Emerging markets and many developing-world countries will be broke when these extra costs are combined with a loss of tourism from the Covid pandemic. Sri Lanka has already gone bust and many more could follow.

For the past three decades, western banks have marketed low-cost loans across the developing world as a route to financial freedom.

Zambia’s government borrowed heavily before the pandemic to become self-sufficient in electricity. It is a laudable aim, but has left the central African state with a ratio of debt to national income (GDP) much the same as France’s – about 110%.

The problem for Zambia is not the same as for France, which pays an interest rate of 1.8% to finance its debts, measured by the yield on its 10-year bonds. The Zambian 10-year bond commands a rate of 27%. Now Zambia, like France and so many other countries, must borrow simply to live. To invest is to borrow more.

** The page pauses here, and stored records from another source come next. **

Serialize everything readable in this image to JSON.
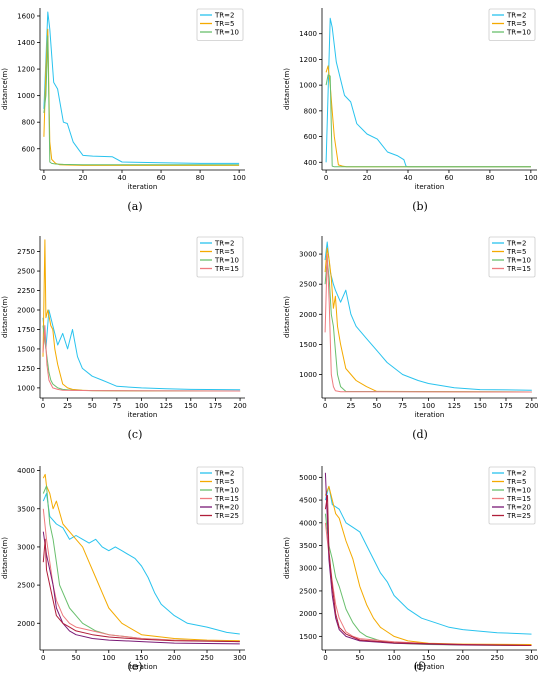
{
  "colors": {
    "TR=2": "#29c3ee",
    "TR=5": "#f4aa00",
    "TR=10": "#69bf6d",
    "TR=15": "#ee7a7e",
    "TR=20": "#7a1a76",
    "TR=25": "#b01e3a"
  },
  "chart_data": [
    {
      "type": "line",
      "caption": "(a)",
      "xlabel": "iteration",
      "ylabel": "distance(m)",
      "xlim": [
        -2,
        103
      ],
      "ylim": [
        440,
        1660
      ],
      "xticks": [
        0,
        20,
        40,
        60,
        80,
        100
      ],
      "yticks": [
        600,
        800,
        1000,
        1200,
        1400,
        1600
      ],
      "series": [
        {
          "name": "TR=2",
          "x": [
            0,
            2,
            3,
            5,
            7,
            10,
            12,
            15,
            18,
            20,
            25,
            35,
            40,
            60,
            80,
            100
          ],
          "y": [
            900,
            1630,
            1500,
            1100,
            1050,
            800,
            790,
            650,
            590,
            550,
            545,
            540,
            500,
            495,
            490,
            490
          ]
        },
        {
          "name": "TR=5",
          "x": [
            0,
            1,
            2,
            3,
            4,
            6,
            8,
            12,
            20,
            100
          ],
          "y": [
            690,
            1200,
            1500,
            650,
            520,
            490,
            480,
            478,
            475,
            475
          ]
        },
        {
          "name": "TR=10",
          "x": [
            0,
            1,
            2,
            3,
            4,
            6,
            10,
            20,
            100
          ],
          "y": [
            870,
            1000,
            1450,
            500,
            490,
            485,
            482,
            480,
            480
          ]
        }
      ]
    },
    {
      "type": "line",
      "caption": "(b)",
      "xlabel": "iteration",
      "ylabel": "distance(m)",
      "xlim": [
        -2,
        103
      ],
      "ylim": [
        340,
        1600
      ],
      "xticks": [
        0,
        20,
        40,
        60,
        80,
        100
      ],
      "yticks": [
        400,
        600,
        800,
        1000,
        1200,
        1400
      ],
      "series": [
        {
          "name": "TR=2",
          "x": [
            0,
            2,
            3,
            5,
            7,
            9,
            12,
            15,
            20,
            25,
            30,
            35,
            38,
            39,
            40,
            100
          ],
          "y": [
            400,
            1520,
            1450,
            1180,
            1050,
            920,
            870,
            700,
            620,
            580,
            480,
            450,
            420,
            370,
            365,
            365
          ]
        },
        {
          "name": "TR=5",
          "x": [
            0,
            1,
            2,
            3,
            4,
            6,
            8,
            10,
            100
          ],
          "y": [
            1100,
            1150,
            1000,
            800,
            600,
            380,
            370,
            365,
            365
          ]
        },
        {
          "name": "TR=10",
          "x": [
            0,
            1,
            2,
            3,
            4,
            100
          ],
          "y": [
            1000,
            1080,
            1070,
            370,
            365,
            365
          ]
        }
      ]
    },
    {
      "type": "line",
      "caption": "(c)",
      "xlabel": "iteration",
      "ylabel": "distance(m)",
      "xlim": [
        -3,
        205
      ],
      "ylim": [
        870,
        2950
      ],
      "xticks": [
        0,
        25,
        50,
        75,
        100,
        125,
        150,
        175,
        200
      ],
      "yticks": [
        1000,
        1250,
        1500,
        1750,
        2000,
        2250,
        2500,
        2750
      ],
      "series": [
        {
          "name": "TR=2",
          "x": [
            0,
            3,
            6,
            10,
            15,
            20,
            25,
            30,
            35,
            40,
            50,
            60,
            75,
            100,
            125,
            150,
            200
          ],
          "y": [
            1900,
            1500,
            2000,
            1800,
            1550,
            1700,
            1500,
            1750,
            1400,
            1250,
            1150,
            1100,
            1020,
            1000,
            990,
            980,
            975
          ]
        },
        {
          "name": "TR=5",
          "x": [
            0,
            2,
            3,
            5,
            8,
            10,
            12,
            15,
            18,
            20,
            25,
            30,
            40,
            50,
            100,
            200
          ],
          "y": [
            1400,
            2900,
            1900,
            2000,
            1800,
            1750,
            1500,
            1300,
            1150,
            1050,
            1000,
            980,
            970,
            965,
            960,
            960
          ]
        },
        {
          "name": "TR=10",
          "x": [
            0,
            2,
            4,
            6,
            8,
            10,
            15,
            20,
            30,
            50,
            200
          ],
          "y": [
            1800,
            1600,
            1400,
            1200,
            1100,
            1050,
            1000,
            980,
            970,
            965,
            960
          ]
        },
        {
          "name": "TR=15",
          "x": [
            0,
            2,
            4,
            6,
            8,
            10,
            15,
            20,
            50,
            200
          ],
          "y": [
            1450,
            1800,
            1300,
            1100,
            1050,
            1000,
            980,
            970,
            965,
            960
          ]
        }
      ]
    },
    {
      "type": "line",
      "caption": "(d)",
      "xlabel": "iteration",
      "ylabel": "distance(m)",
      "xlim": [
        -3,
        205
      ],
      "ylim": [
        610,
        3300
      ],
      "xticks": [
        0,
        25,
        50,
        75,
        100,
        125,
        150,
        175,
        200
      ],
      "yticks": [
        1000,
        1500,
        2000,
        2500,
        3000
      ],
      "series": [
        {
          "name": "TR=2",
          "x": [
            0,
            2,
            5,
            8,
            10,
            15,
            20,
            25,
            30,
            40,
            50,
            60,
            75,
            90,
            100,
            125,
            150,
            200
          ],
          "y": [
            2900,
            3200,
            2700,
            2500,
            2400,
            2200,
            2400,
            2000,
            1800,
            1600,
            1400,
            1200,
            1000,
            900,
            850,
            780,
            750,
            740
          ]
        },
        {
          "name": "TR=5",
          "x": [
            0,
            2,
            4,
            6,
            8,
            10,
            12,
            15,
            20,
            30,
            40,
            50,
            200
          ],
          "y": [
            2700,
            3100,
            2900,
            2600,
            2100,
            2300,
            1800,
            1500,
            1100,
            900,
            800,
            720,
            710
          ]
        },
        {
          "name": "TR=10",
          "x": [
            0,
            2,
            4,
            6,
            8,
            10,
            12,
            15,
            20,
            200
          ],
          "y": [
            2500,
            2900,
            2600,
            2000,
            1800,
            1400,
            1000,
            800,
            720,
            710
          ]
        },
        {
          "name": "TR=15",
          "x": [
            0,
            2,
            4,
            6,
            8,
            10,
            15,
            200
          ],
          "y": [
            1700,
            3000,
            2200,
            1000,
            800,
            730,
            715,
            710
          ]
        }
      ]
    },
    {
      "type": "line",
      "caption": "(e)",
      "xlabel": "iteration",
      "ylabel": "distance(m)",
      "xlim": [
        -5,
        308
      ],
      "ylim": [
        1650,
        4060
      ],
      "xticks": [
        0,
        50,
        100,
        150,
        200,
        250,
        300
      ],
      "yticks": [
        2000,
        2500,
        3000,
        3500,
        4000
      ],
      "series": [
        {
          "name": "TR=2",
          "x": [
            0,
            5,
            10,
            20,
            30,
            40,
            50,
            60,
            70,
            80,
            90,
            100,
            110,
            120,
            130,
            140,
            150,
            160,
            170,
            180,
            200,
            220,
            250,
            280,
            300
          ],
          "y": [
            3600,
            3700,
            3400,
            3300,
            3250,
            3100,
            3150,
            3100,
            3050,
            3100,
            3000,
            2950,
            3000,
            2950,
            2900,
            2850,
            2750,
            2600,
            2400,
            2250,
            2100,
            2000,
            1950,
            1880,
            1860
          ]
        },
        {
          "name": "TR=5",
          "x": [
            0,
            3,
            5,
            10,
            15,
            20,
            30,
            40,
            50,
            60,
            70,
            80,
            90,
            100,
            120,
            150,
            200,
            250,
            300
          ],
          "y": [
            3900,
            3950,
            3800,
            3700,
            3500,
            3600,
            3300,
            3200,
            3100,
            3000,
            2800,
            2600,
            2400,
            2200,
            2000,
            1850,
            1800,
            1780,
            1770
          ]
        },
        {
          "name": "TR=10",
          "x": [
            0,
            5,
            10,
            15,
            20,
            25,
            30,
            40,
            50,
            60,
            70,
            80,
            100,
            150,
            200,
            300
          ],
          "y": [
            3700,
            3800,
            3300,
            3100,
            2800,
            2500,
            2400,
            2200,
            2100,
            2000,
            1950,
            1900,
            1850,
            1800,
            1780,
            1760
          ]
        },
        {
          "name": "TR=15",
          "x": [
            0,
            5,
            10,
            15,
            20,
            30,
            40,
            50,
            75,
            100,
            150,
            200,
            300
          ],
          "y": [
            3500,
            3100,
            2800,
            2500,
            2300,
            2100,
            2000,
            1950,
            1900,
            1850,
            1800,
            1780,
            1760
          ]
        },
        {
          "name": "TR=20",
          "x": [
            0,
            5,
            10,
            15,
            20,
            30,
            40,
            50,
            75,
            100,
            150,
            200,
            300
          ],
          "y": [
            3200,
            2900,
            2700,
            2500,
            2200,
            2000,
            1900,
            1850,
            1800,
            1780,
            1760,
            1740,
            1730
          ]
        },
        {
          "name": "TR=25",
          "x": [
            0,
            3,
            5,
            10,
            15,
            20,
            30,
            40,
            50,
            75,
            100,
            150,
            200,
            300
          ],
          "y": [
            2800,
            3100,
            2700,
            2500,
            2300,
            2100,
            2000,
            1950,
            1900,
            1850,
            1820,
            1790,
            1770,
            1760
          ]
        }
      ]
    },
    {
      "type": "line",
      "caption": "(f)",
      "xlabel": "iteration",
      "ylabel": "distance(m)",
      "xlim": [
        -5,
        308
      ],
      "ylim": [
        1200,
        5250
      ],
      "xticks": [
        0,
        50,
        100,
        150,
        200,
        250,
        300
      ],
      "yticks": [
        1500,
        2000,
        2500,
        3000,
        3500,
        4000,
        4500,
        5000
      ],
      "series": [
        {
          "name": "TR=2",
          "x": [
            0,
            5,
            10,
            20,
            30,
            40,
            50,
            60,
            70,
            80,
            90,
            100,
            120,
            140,
            160,
            180,
            200,
            250,
            300
          ],
          "y": [
            4500,
            4800,
            4400,
            4300,
            4000,
            3900,
            3800,
            3500,
            3200,
            2900,
            2700,
            2400,
            2100,
            1900,
            1800,
            1700,
            1650,
            1580,
            1550
          ]
        },
        {
          "name": "TR=5",
          "x": [
            0,
            5,
            10,
            15,
            20,
            30,
            40,
            50,
            60,
            70,
            80,
            100,
            120,
            150,
            200,
            300
          ],
          "y": [
            4600,
            4800,
            4500,
            4200,
            4100,
            3600,
            3200,
            2600,
            2200,
            1900,
            1700,
            1500,
            1400,
            1350,
            1330,
            1320
          ]
        },
        {
          "name": "TR=10",
          "x": [
            0,
            5,
            10,
            15,
            20,
            30,
            40,
            50,
            60,
            80,
            100,
            150,
            200,
            300
          ],
          "y": [
            4200,
            3500,
            3200,
            2800,
            2600,
            2100,
            1800,
            1600,
            1500,
            1400,
            1350,
            1320,
            1310,
            1300
          ]
        },
        {
          "name": "TR=15",
          "x": [
            0,
            5,
            10,
            15,
            20,
            30,
            40,
            50,
            100,
            150,
            200,
            300
          ],
          "y": [
            4000,
            3300,
            2700,
            2200,
            1900,
            1600,
            1500,
            1450,
            1380,
            1340,
            1320,
            1300
          ]
        },
        {
          "name": "TR=20",
          "x": [
            0,
            3,
            5,
            10,
            15,
            20,
            30,
            50,
            100,
            200,
            300
          ],
          "y": [
            5100,
            4000,
            3200,
            2400,
            1900,
            1650,
            1500,
            1400,
            1350,
            1310,
            1300
          ]
        },
        {
          "name": "TR=25",
          "x": [
            0,
            3,
            5,
            10,
            15,
            20,
            30,
            50,
            100,
            200,
            300
          ],
          "y": [
            4300,
            4600,
            3400,
            2600,
            2000,
            1700,
            1550,
            1420,
            1360,
            1320,
            1300
          ]
        }
      ]
    }
  ]
}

There is no sign that the US will change course. Joe Biden is in a panic about the midterm elections, when fears of spiralling inflation could favour the Republicans. This panic has spilled over to the Fed, which has adopted hysterical language to persuade consumers and businesses that higher rates are coming down the track and to curb their spending accordingly.

The Fed knows inflation is a problem born of insufficient supply that only governments can tackle. But that doesn’t look like stopping it from pushing the US economy, and everyone else’s, into recession.